Does the description disclose side effects, auth requirements, rate limits, or destructive behavior?

With no annotations provided, the description carries full burden for behavioral disclosure but offers none. It doesn't indicate whether this is a read-only operation, what authentication might be required, rate limits, pagination behavior, or what format results return. The description is purely functional with no behavioral context.

Agents need to know what a tool does to the world before calling it. Descriptions should go beyond structured annotations to explain consequences.

Conciseness5/5

Is the description appropriately sized, front-loaded, and free of redundancy?

The description is extremely concise at just 5 words, with zero wasted language. It's front-loaded with the core purpose and contains no unnecessary elaboration. Every word earns its place in communicating the basic function.

Shorter descriptions cost fewer tokens and are easier for agents to parse. Every sentence should earn its place.

Completeness1/5

Given the tool's complexity, does the description cover enough for an agent to succeed on first attempt?

For a search tool with 2 parameters (one required), no annotations, no output schema, and 0% schema description coverage, the description is completely inadequate. It provides only the most basic functional statement without any context about how to use it effectively, what to expect in return, or behavioral considerations.

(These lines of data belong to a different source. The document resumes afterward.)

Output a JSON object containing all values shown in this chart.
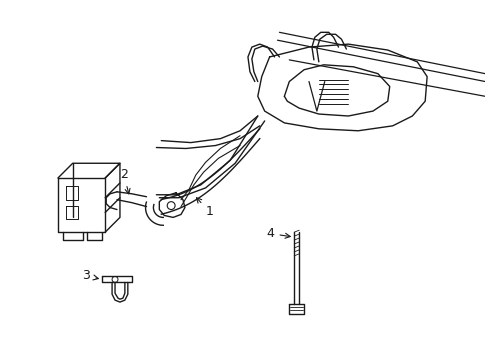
{
  "background_color": "#ffffff",
  "line_color": "#1a1a1a",
  "line_width": 1.0,
  "label_fontsize": 9,
  "figsize": [
    4.89,
    3.6
  ],
  "dpi": 100
}
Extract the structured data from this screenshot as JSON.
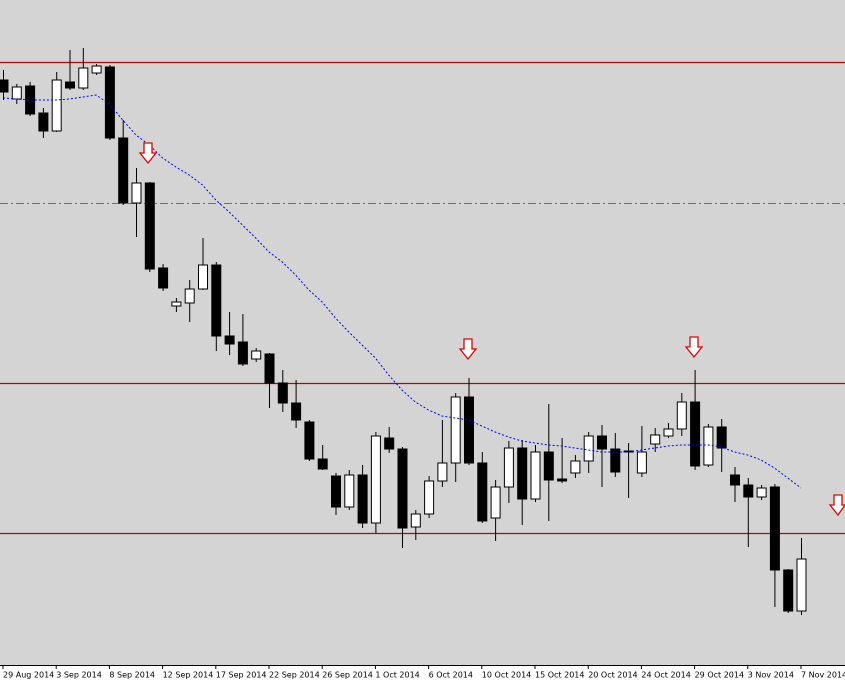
{
  "chart_data": {
    "type": "candlestick",
    "categories": [
      "29 Aug 2014",
      null,
      null,
      null,
      "3 Sep 2014",
      null,
      null,
      null,
      "8 Sep 2014",
      null,
      null,
      null,
      "12 Sep 2014",
      null,
      null,
      null,
      "17 Sep 2014",
      null,
      null,
      null,
      "22 Sep 2014",
      null,
      null,
      null,
      "26 Sep 2014",
      null,
      null,
      null,
      "1 Oct 2014",
      null,
      null,
      null,
      "6 Oct 2014",
      null,
      null,
      null,
      "10 Oct 2014",
      null,
      null,
      null,
      "15 Oct 2014",
      null,
      null,
      null,
      "20 Oct 2014",
      null,
      null,
      null,
      "24 Oct 2014",
      null,
      null,
      null,
      "29 Oct 2014",
      null,
      null,
      null,
      "3 Nov 2014",
      null,
      null,
      null,
      "7 Nov 2014"
    ],
    "open": [
      585,
      566,
      579,
      552,
      534,
      583,
      577,
      592,
      598,
      527,
      462,
      482,
      397,
      359,
      362,
      376,
      400,
      329,
      323,
      306,
      311,
      282,
      262,
      243,
      206,
      189,
      158,
      190,
      142,
      227,
      216,
      138,
      151,
      184,
      202,
      268,
      202,
      147,
      178,
      217,
      166,
      213,
      186,
      192,
      204,
      229,
      216,
      214,
      192,
      221,
      229,
      236,
      263,
      200,
      238,
      190,
      180,
      168,
      178,
      95,
      54
    ],
    "high": [
      595,
      581,
      583,
      557,
      593,
      615,
      617,
      601,
      600,
      545,
      497,
      483,
      401,
      367,
      385,
      427,
      403,
      353,
      351,
      317,
      312,
      295,
      285,
      245,
      220,
      192,
      195,
      200,
      233,
      238,
      218,
      155,
      189,
      245,
      272,
      287,
      213,
      185,
      224,
      225,
      220,
      261,
      227,
      210,
      233,
      240,
      232,
      222,
      239,
      237,
      242,
      272,
      295,
      241,
      246,
      198,
      187,
      180,
      181,
      96,
      127
    ],
    "low": [
      565,
      561,
      549,
      527,
      533,
      575,
      575,
      590,
      525,
      460,
      428,
      393,
      374,
      353,
      343,
      375,
      314,
      310,
      299,
      303,
      257,
      253,
      237,
      204,
      195,
      150,
      155,
      137,
      132,
      212,
      117,
      125,
      147,
      178,
      183,
      200,
      142,
      124,
      162,
      140,
      163,
      144,
      182,
      187,
      192,
      178,
      188,
      167,
      188,
      213,
      227,
      229,
      195,
      198,
      193,
      163,
      118,
      165,
      58,
      52,
      50
    ],
    "close": [
      573,
      578,
      551,
      534,
      585,
      577,
      597,
      599,
      527,
      462,
      482,
      396,
      377,
      363,
      376,
      400,
      329,
      321,
      301,
      314,
      282,
      262,
      245,
      206,
      196,
      158,
      190,
      142,
      229,
      216,
      137,
      151,
      184,
      202,
      268,
      202,
      144,
      178,
      217,
      166,
      213,
      185,
      184,
      204,
      229,
      216,
      193,
      213,
      213,
      230,
      236,
      263,
      199,
      238,
      217,
      180,
      168,
      177,
      95,
      54,
      106
    ],
    "ma": [
      567,
      566,
      565,
      565,
      565,
      566,
      568,
      570,
      561,
      545,
      530,
      520,
      507,
      498,
      490,
      480,
      465,
      453,
      440,
      427,
      413,
      403,
      390,
      375,
      363,
      347,
      333,
      320,
      307,
      290,
      275,
      263,
      255,
      249,
      247,
      245,
      239,
      233,
      228,
      224,
      222,
      220,
      219,
      217,
      215,
      213,
      213,
      213,
      215,
      217,
      219,
      220,
      220,
      220,
      218,
      213,
      210,
      205,
      197,
      187,
      177
    ],
    "up_color": "#ffffff",
    "down_color": "#000000",
    "ma_color": "#0000ff",
    "hlines": [
      {
        "value": 603,
        "color": "#c00000"
      },
      {
        "value": 282,
        "color": "#c00000"
      },
      {
        "value": 132,
        "color": "#c00000"
      },
      {
        "value": 462,
        "color": "#2ca02c",
        "dash": true
      }
    ],
    "ylim": [
      0,
      665
    ]
  }
}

Complex tools with many parameters or behaviors need more documentation. Simple tools need less. This dimension scales expectations accordingly.

Parameters1/5

Does the description clarify parameter syntax, constraints, interactions, or defaults beyond what the schema provides?

With 0% schema description coverage for both parameters, the description provides no information about what 'query' should contain (search terms, filters, syntax) or what 'maxResults' represents (default value, range constraints, pagination). The description doesn't compensate for the complete lack of parameter documentation in the schema.

Input schemas describe structure but not intent. Descriptions should explain non-obvious parameter relationships and valid value ranges.

Purpose4/5

Does the description clearly state what the tool does and how it differs from similar tools?

The description clearly states the action ('Search') and resource ('PubMed for medical literature'), providing a specific verb+resource combination. It distinguishes from most sibling tools which focus on patient data retrieval, though it doesn't explicitly differentiate from 'search-trials' which is another search tool.

Agents choose between tools based on descriptions. A clear purpose with a specific verb and resource helps agents select the right tool.

Usage Guidelines2/5

Does the description explain when to use this tool, when not to, or what alternatives exist?

The description provides no guidance on when to use this tool versus alternatives. There's no mention of when to choose this over 'search-trials' or other information retrieval tools, nor any context about appropriate use cases or prerequisites.

Agents often have multiple tools that could apply. Explicit usage guidance like "use X instead of Y when Z" prevents misuse.